A genotype-by-sequencing dataset and identity-by-state matrix of genetic variation in Pinus radiata from 16 counties
Data files
Aug 21, 2025 version files 5.55 GB
-
GBS_metadata.csv
45.80 KB
-
NXGSQCAGRF24050329-3_variants_cleaned.tsv
5.55 GB
-
README.md
3.05 KB
-
Similarity_reduced_GBS_GLOBAL_June25_updated.csv
3.34 MB
Abstract
Pinus radiata is a commercially important softwood species planted extensively worldwide, while its native populations remain endangered and of high conservation concern. This dataset provides genome-wide SNP genotyping data generated via genotype-by-sequencing (GBS) using double-digest RAD sequencing (ddRADseq) on needle-derived DNA. Samples were collected from 16 countries and include both domesticated breeding material and wild-origin individuals from native populations. The dataset includes a SNP-by-sample matrix and an identity-by-state (IBS) matrix describing pairwise genetic similarity among individuals. These data support applications in population structure analysis, breeding program design, genetic resource management, and conservation planning for P. radiata.
Dataset DOI: 10.5061/dryad.bzkh189pc
Description of the data and file structure
Needles were collected from four positions around each tree canopy and pooled per tree. DNA was extracted from homogenized needle tissue using the Qiagen DNeasy Plant Pro Kit, with replicate extractions pooled to maximize yield and representation. Genotyping was performed using genotype-by-sequencing (GBS/ddRADseq) with EcoRI and MseI digestion, ligation of barcoded adapters, size selection (280–375 bp), and sequencing on an Illumina NovaSeq 6000. Reads were demultiplexed, clustered de novo, and SNPs called using a Bayesian genotyping model. Variant data were filtered and combined with sample metadata to produce the final SNP dataset. Identity-by-state (IBS) genetic similarity matrices were also generated using PLINK.
Files and variables
File: Similarity_reduced_GBS_GLOBAL_June25_updated.csv
Description: Similarity matrix of all samples compared to one another across the entire dataset. Sample names link to the metadata where GPS locations and country source.
Variables
- Sample columns: One per individual, containing similarity
File: GBS_metadata.csv
Description: Metadata file for each of the samples. Contains sample names, country of collected sample, whether the sample was from an endemic or introduced source and which endemic populations the endemic samples belonged to. This is accompanied by GPS locations for each sample.
Variables
- Sample_Name
- Country
- Endemic_Introduced
- Endemic_Source
- Latitude
- Longitude
File: NXGSQCAGRF24050329-3_variants_cleaned.tsv
Description: This dataset is derived from a Variant Call Format (VCF) file that has been exported into tab-separated values (TSV) format and contains Single Nucleotide Polymorphism (SNP) data from 821 individuals.
Variables
#CHROM: Chromosome numberPOS: Position of the SNP on the chromosomeREF: Reference baseALT: Alternate base(s)- Sample columns: One per individual, containing genotype information
Code/software
The .tsv file (tab-separated values) can be opened and analyzed using a wide range of software and tools, depending on what you want to do:
- R / Python (pandas, tidyverse, etc.): Ideal for more complex statistical analysis, filtering variants, or creating custom visualizations.

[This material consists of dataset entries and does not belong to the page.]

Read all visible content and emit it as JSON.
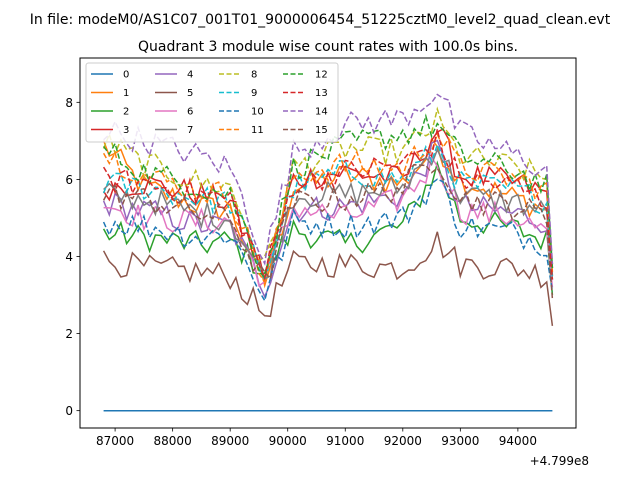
{
  "chart_data": {
    "type": "line",
    "suptitle": "In file: modeM0/AS1C07_001T01_9000006454_51225cztM0_level2_quad_clean.evt",
    "title": "Quadrant 3 module wise count rates with 100.0s bins.",
    "xlabel": "",
    "ylabel": "",
    "x_offset_label": "+4.799e8",
    "x_range": [
      86800,
      94600
    ],
    "x_step": 100,
    "xlim": [
      86390,
      95010
    ],
    "ylim": [
      -0.45,
      9.15
    ],
    "xticks": [
      87000,
      88000,
      89000,
      90000,
      91000,
      92000,
      93000,
      94000
    ],
    "yticks": [
      0,
      2,
      4,
      6,
      8
    ],
    "legend_position": "top-left",
    "legend_columns": 4,
    "series": [
      {
        "name": "0",
        "color": "#1f77b4",
        "dash": "solid",
        "profile": [
          [
            86800,
            0
          ],
          [
            94600,
            0
          ]
        ]
      },
      {
        "name": "1",
        "color": "#ff7f0e",
        "dash": "solid",
        "profile": [
          [
            86800,
            6.9
          ],
          [
            87500,
            5.8
          ],
          [
            88500,
            5.3
          ],
          [
            89000,
            5.2
          ],
          [
            89600,
            3.3
          ],
          [
            90100,
            5.8
          ],
          [
            91000,
            6.1
          ],
          [
            92000,
            5.9
          ],
          [
            92600,
            6.9
          ],
          [
            93000,
            6.0
          ],
          [
            94000,
            5.5
          ],
          [
            94500,
            5.2
          ],
          [
            94600,
            3.5
          ]
        ]
      },
      {
        "name": "2",
        "color": "#2ca02c",
        "dash": "solid",
        "profile": [
          [
            86800,
            4.6
          ],
          [
            87500,
            4.5
          ],
          [
            88500,
            4.3
          ],
          [
            89000,
            4.4
          ],
          [
            89600,
            3.6
          ],
          [
            90100,
            4.7
          ],
          [
            91000,
            4.3
          ],
          [
            92000,
            4.8
          ],
          [
            92600,
            6.3
          ],
          [
            93000,
            5.0
          ],
          [
            94000,
            4.7
          ],
          [
            94500,
            4.4
          ],
          [
            94600,
            3.0
          ]
        ]
      },
      {
        "name": "3",
        "color": "#d62728",
        "dash": "solid",
        "profile": [
          [
            86800,
            5.8
          ],
          [
            87500,
            5.9
          ],
          [
            88500,
            5.6
          ],
          [
            89000,
            5.4
          ],
          [
            89600,
            3.5
          ],
          [
            90100,
            6.0
          ],
          [
            91000,
            6.2
          ],
          [
            92000,
            6.0
          ],
          [
            92600,
            7.3
          ],
          [
            93000,
            6.1
          ],
          [
            94000,
            5.9
          ],
          [
            94500,
            5.6
          ],
          [
            94600,
            3.7
          ]
        ]
      },
      {
        "name": "4",
        "color": "#9467bd",
        "dash": "solid",
        "profile": [
          [
            86800,
            5.4
          ],
          [
            87500,
            5.2
          ],
          [
            88500,
            4.8
          ],
          [
            89000,
            4.8
          ],
          [
            89600,
            3.2
          ],
          [
            90100,
            5.2
          ],
          [
            91000,
            5.3
          ],
          [
            92000,
            5.6
          ],
          [
            92600,
            6.8
          ],
          [
            93000,
            5.3
          ],
          [
            94000,
            5.1
          ],
          [
            94500,
            4.9
          ],
          [
            94600,
            3.4
          ]
        ]
      },
      {
        "name": "5",
        "color": "#8c564b",
        "dash": "solid",
        "profile": [
          [
            86800,
            3.9
          ],
          [
            87500,
            3.7
          ],
          [
            88500,
            3.6
          ],
          [
            89000,
            3.5
          ],
          [
            89600,
            2.5
          ],
          [
            90100,
            3.8
          ],
          [
            91000,
            3.8
          ],
          [
            92000,
            3.7
          ],
          [
            92600,
            4.4
          ],
          [
            93000,
            3.8
          ],
          [
            94000,
            3.7
          ],
          [
            94500,
            3.5
          ],
          [
            94600,
            2.2
          ]
        ]
      },
      {
        "name": "6",
        "color": "#e377c2",
        "dash": "solid",
        "profile": [
          [
            86800,
            5.4
          ],
          [
            87500,
            5.0
          ],
          [
            88500,
            4.9
          ],
          [
            89000,
            4.9
          ],
          [
            89600,
            3.3
          ],
          [
            90100,
            5.3
          ],
          [
            91000,
            5.0
          ],
          [
            92000,
            5.5
          ],
          [
            92600,
            6.5
          ],
          [
            93000,
            5.2
          ],
          [
            94000,
            5.0
          ],
          [
            94500,
            4.6
          ],
          [
            94600,
            3.2
          ]
        ]
      },
      {
        "name": "7",
        "color": "#7f7f7f",
        "dash": "solid",
        "profile": [
          [
            86800,
            5.6
          ],
          [
            87500,
            5.5
          ],
          [
            88500,
            5.1
          ],
          [
            89000,
            5.0
          ],
          [
            89600,
            3.4
          ],
          [
            90100,
            5.6
          ],
          [
            91000,
            5.6
          ],
          [
            92000,
            5.8
          ],
          [
            92600,
            6.9
          ],
          [
            93000,
            5.6
          ],
          [
            94000,
            5.4
          ],
          [
            94500,
            5.1
          ],
          [
            94600,
            3.4
          ]
        ]
      },
      {
        "name": "8",
        "color": "#bcbd22",
        "dash": "dashed",
        "profile": [
          [
            86800,
            7.0
          ],
          [
            87500,
            6.4
          ],
          [
            88500,
            5.9
          ],
          [
            89000,
            5.8
          ],
          [
            89600,
            3.7
          ],
          [
            90100,
            6.3
          ],
          [
            91000,
            6.8
          ],
          [
            92000,
            6.7
          ],
          [
            92600,
            7.5
          ],
          [
            93000,
            6.6
          ],
          [
            94000,
            6.3
          ],
          [
            94500,
            6.0
          ],
          [
            94600,
            3.8
          ]
        ]
      },
      {
        "name": "9",
        "color": "#17becf",
        "dash": "dashed",
        "profile": [
          [
            86800,
            5.9
          ],
          [
            87500,
            5.8
          ],
          [
            88500,
            5.5
          ],
          [
            89000,
            5.4
          ],
          [
            89600,
            3.5
          ],
          [
            90100,
            5.8
          ],
          [
            91000,
            6.2
          ],
          [
            92000,
            6.0
          ],
          [
            92600,
            6.8
          ],
          [
            93000,
            5.9
          ],
          [
            94000,
            5.7
          ],
          [
            94500,
            5.4
          ],
          [
            94600,
            3.5
          ]
        ]
      },
      {
        "name": "10",
        "color": "#1f77b4",
        "dash": "dashed",
        "profile": [
          [
            86800,
            4.9
          ],
          [
            87500,
            4.8
          ],
          [
            88500,
            4.5
          ],
          [
            89000,
            4.6
          ],
          [
            89600,
            3.0
          ],
          [
            90100,
            4.9
          ],
          [
            91000,
            4.8
          ],
          [
            92000,
            5.0
          ],
          [
            92600,
            6.0
          ],
          [
            93000,
            4.8
          ],
          [
            94000,
            4.6
          ],
          [
            94500,
            4.3
          ],
          [
            94600,
            3.1
          ]
        ]
      },
      {
        "name": "11",
        "color": "#ff7f0e",
        "dash": "dashed",
        "profile": [
          [
            86800,
            6.7
          ],
          [
            87500,
            6.1
          ],
          [
            88500,
            5.7
          ],
          [
            89000,
            5.6
          ],
          [
            89600,
            3.4
          ],
          [
            90100,
            6.1
          ],
          [
            91000,
            6.4
          ],
          [
            92000,
            6.3
          ],
          [
            92600,
            7.2
          ],
          [
            93000,
            6.3
          ],
          [
            94000,
            6.0
          ],
          [
            94500,
            5.7
          ],
          [
            94600,
            3.6
          ]
        ]
      },
      {
        "name": "12",
        "color": "#2ca02c",
        "dash": "dashed",
        "profile": [
          [
            86800,
            6.8
          ],
          [
            87500,
            6.2
          ],
          [
            88500,
            5.8
          ],
          [
            89000,
            5.6
          ],
          [
            89600,
            3.6
          ],
          [
            90100,
            6.3
          ],
          [
            91000,
            6.9
          ],
          [
            92000,
            7.2
          ],
          [
            92600,
            7.4
          ],
          [
            93000,
            6.6
          ],
          [
            94000,
            6.2
          ],
          [
            94500,
            5.8
          ],
          [
            94600,
            3.7
          ]
        ]
      },
      {
        "name": "13",
        "color": "#d62728",
        "dash": "dashed",
        "profile": [
          [
            86800,
            6.0
          ],
          [
            87500,
            5.9
          ],
          [
            88500,
            5.6
          ],
          [
            89000,
            5.5
          ],
          [
            89600,
            3.5
          ],
          [
            90100,
            5.9
          ],
          [
            91000,
            6.2
          ],
          [
            92000,
            6.4
          ],
          [
            92600,
            7.0
          ],
          [
            93000,
            6.0
          ],
          [
            94000,
            5.8
          ],
          [
            94500,
            5.4
          ],
          [
            94600,
            3.4
          ]
        ]
      },
      {
        "name": "14",
        "color": "#9467bd",
        "dash": "dashed",
        "profile": [
          [
            86800,
            7.3
          ],
          [
            87500,
            7.0
          ],
          [
            88500,
            6.6
          ],
          [
            89000,
            6.3
          ],
          [
            89600,
            4.0
          ],
          [
            90100,
            6.7
          ],
          [
            91000,
            7.4
          ],
          [
            92000,
            7.6
          ],
          [
            92600,
            8.3
          ],
          [
            93000,
            7.2
          ],
          [
            94000,
            6.6
          ],
          [
            94500,
            6.2
          ],
          [
            94600,
            3.8
          ]
        ]
      },
      {
        "name": "15",
        "color": "#8c564b",
        "dash": "dashed",
        "profile": [
          [
            86800,
            5.6
          ],
          [
            87500,
            5.5
          ],
          [
            88500,
            5.1
          ],
          [
            89000,
            5.0
          ],
          [
            89600,
            3.3
          ],
          [
            90100,
            5.4
          ],
          [
            91000,
            5.5
          ],
          [
            92000,
            5.8
          ],
          [
            92600,
            6.6
          ],
          [
            93000,
            5.5
          ],
          [
            94000,
            5.3
          ],
          [
            94500,
            5.0
          ],
          [
            94600,
            2.9
          ]
        ]
      }
    ]
  }
}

- Database systems (SQLite, PostgreSQL, etc.): If the file is large, importing into a database makes it easier to query specific variants or samples.
- Spreadsheet software (Excel, Google Sheets, LibreOffice Calc): Easily open and explore the table, filter columns, and perform simple analyses. The size of the file makes this option difficult.
- Custom scripts / pipelines: Since the file is plain-text tabular, you can parse it with bash, awk, or other scripting tools.
The CSV similarity matrix can be opened with various tools and software. PRIMER and R based programs are common tools for analysis of this type of file.